= Prince Yeollyeong =

Korean prince

Prince Yeollyeong (June 13, 1699 – October 2, 1719) was the sixth son of King Sukjong of Joseon. His personal name was Yi Hwon while his childhood name was Insu, and his courtesy name was Munsuk.

==Biography==
Prince Yeollyeong's parents were King Sukjong and one of his consorts, Royal Noble Consort Myeong of the Miryang Park clan; when Yi Hwon was five (East Asian age reckoning), Lady Park died and he acquired the official title in the same year. In 1707, Lady Kim, daughter of an official Kim Dong-pil, was chosen to be the spouse of Prince Yeollyeong and they married in the same year. The couple had no issue. Prince Yeollyeong died in 1719 and his posthumous name was "Hyohyeon".

==Family==
===Wife===
- Princess Consort Sangsan of the Sangju Kim clan (상산군부인 상주 김씨, 26 June 1698 – 12 June 1725): Her maternal grandfather was Yi Pyo, Prince Imwon (임원군 이표, 1654–1724), a great-great-grandson of King Seonjo of Joseon.

===Issue===
Prince Yeollyeong died without issue; as such, Yi Sang-dae, the second son of Prince Milpung (Prince Yeollyeong's third cousin) was chosen to be his heir in 1719 and given a new name Yi Gong in 1727.
- Adopted son (annulled): Yi Gong, Prince Sangwon (상원군 이공, 1715–1733), a great-great-grandson of Crown Prince Sohyeon.

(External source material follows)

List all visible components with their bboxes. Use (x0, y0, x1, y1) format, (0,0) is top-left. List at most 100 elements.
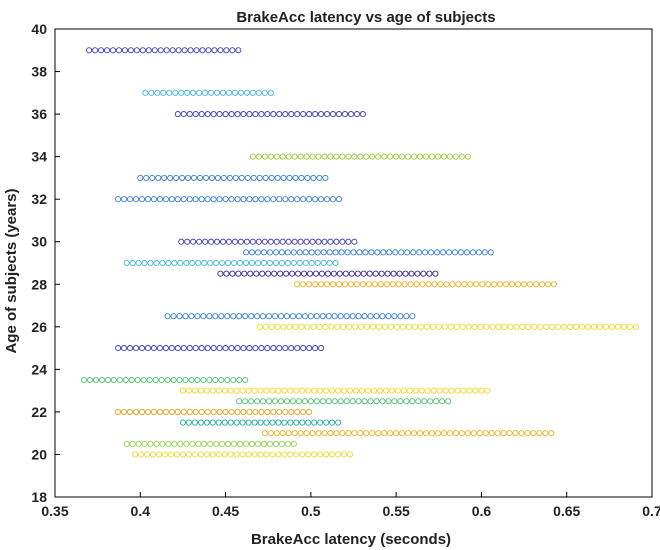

He had no issue; as Prince Milpung was involved in the Musin Revolt, the adoption relationship was posthumously annulled in 1733.
- Adopted son (annulled): Yi On, Prince Nakcheon (1720–1737), a 4-great-grandson of Prince Gyeongchang (9th son of King Seonjo) and the only son of Yi Chae; appointed to be the heir to Prince Yeollyeong in 1734. He had no issue; the adoption relationship was posthumously annulled during the reign of King Jeongjo.
  - Adopted grandson (annulled): Yi Yeong, Prince Dalseon (1731–1749), a 6-great-grandson of Deokheung Daewongun (7th son of King Jungjong) and the second son of Yi Hyeong-jong. He committed suicide after being abused by his adoptive mother, Lady Seo, the wife of Prince Nakcheon; therefore, the adoption relationship was posthumously annulled in 1750. He married Lady Sin (1730–1786) of the Geochang Sin clan but they had no issue; his nephew Yi Min-sik (이민식, 1753–1817; grandson of Yi Hyeong-jong) was appointed to be his heir.
- Heir: Prince Eunsin (1755–1771), grandnephew of Prince Yeollyeong and the fourth son of Crown Prince Sado. He was posthumously made the successor of Prince Yeollyeong in 1776, but not as his "adopted grandson" or "adopted son" of Prince Nakcheon.